I am having trouble understanding how we would derive a potential function for a bimatrix game.
For example, the matrix $G$ shown below is a variant of the Prisoner's dilemma game, and $P$ represents its Potential Function:
$$G=\left[\begin{array}{cc} (1,1)&(9,0)\\(0,9)&(6,6) \end{array}\right],\quad P=\left[\begin{array}{cc} 4&3\\3&0 \end{array}\right].$$
However, I am having trouble understanding how the Potential Function is derived. In a resource online, I saw the definition:
A function $\Phi: S \to \mathbb{R}$ is called an (exact) potential function for the game $G$ if for each $i \in \mathscr{I}$ and all $s_{-i} \in S_{-i}$, $$u_i(x,s_{-i}) -u_i(z,s_{-i}) = \Phi(x,s_{-i}) - \Phi(z,s_{-i}), \text{ for all } x,z \in S_i.$$ $G$ is called an (exact) potential game if it admits a potential.
I am having trouble with how to break the definition down to actually get the Potential Function/Matrix.
Any help?
According to the definite, denote by $P=\left[\begin{array}{cc} a&b\\c&d \end{array}\right]$ the potential function.

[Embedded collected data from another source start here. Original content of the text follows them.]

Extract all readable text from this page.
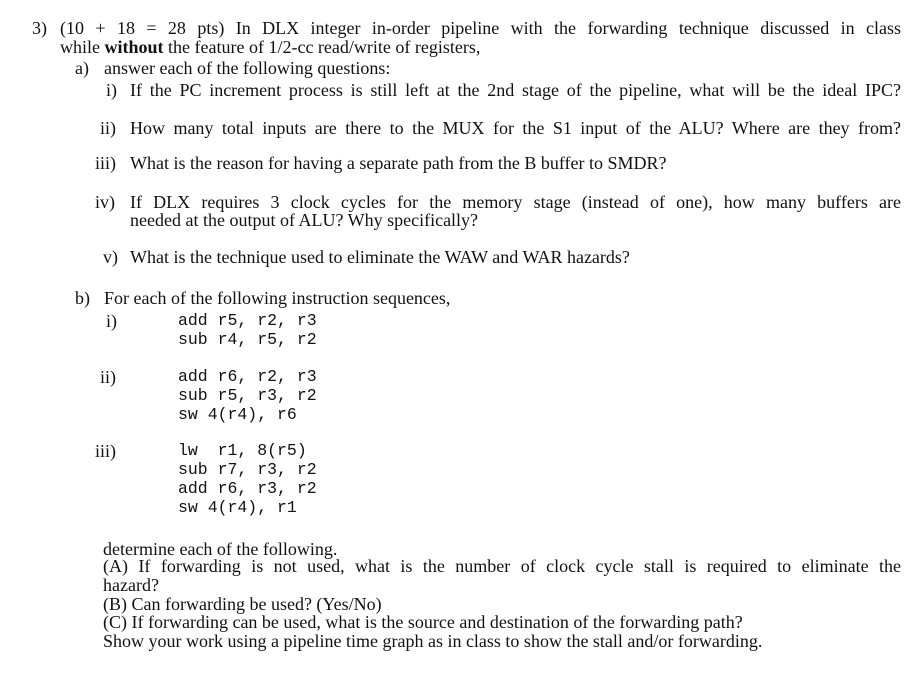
3) (10 + 18 = 28 pts) In DLX integer in-order pipeline with the forwarding technique discussed in class
while without the feature of 1/2-cc read/write of registers,
a) answer each of the following questions:
i) If the PC increment process is still left at the 2nd stage of the pipeline, what will be the ideal IPC?
ii) How many total inputs are there to the MUX for the S1 input of the ALU? Where are they from?
iii) What is the reason for having a separate path from the B buffer to SMDR?
iv) If DLX requires 3 clock cycles for the memory stage (instead of one), how many buffers are
needed at the output of ALU? Why specifically?
v) What is the technique used to eliminate the WAW and WAR hazards?
b) For each of the following instruction sequences,
i)	add r5, r2, r3
sub r4, r5, r2
ii)	add r6, r2, r3
sub r5, r3, r2
sw 4(r4), r6
iii)	lw  r1, 8(r5)
sub r7, r3, r2
add r6, r3, r2
sw 4(r4), r1
determine each of the following.
(A) If forwarding is not used, what is the number of clock cycle stall is required to eliminate the
hazard?
(B) Can forwarding be used? (Yes/No)
(C) If forwarding can be used, what is the source and destination of the forwarding path?
Show your work using a pipeline time graph as in class to show the stall and/or forwarding.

For player one, $(1,-1)Aq=(1,-1)Pq\,$ holds for any mixed strategy $q$, from which you can get $a-c=1, b-d=3$. Similarly for player 2, $p^tB(1,-1)^t=p^tP(1,-1)^t$, and you can get $a-b=1,c-d=3$.
Together it admits a solution for $P$ as written in the question, and notice that $P+\lambda \left[\begin{array}{cc} 1&1\\1&1 \end{array}\right]$ is also a solution for any $\lambda$.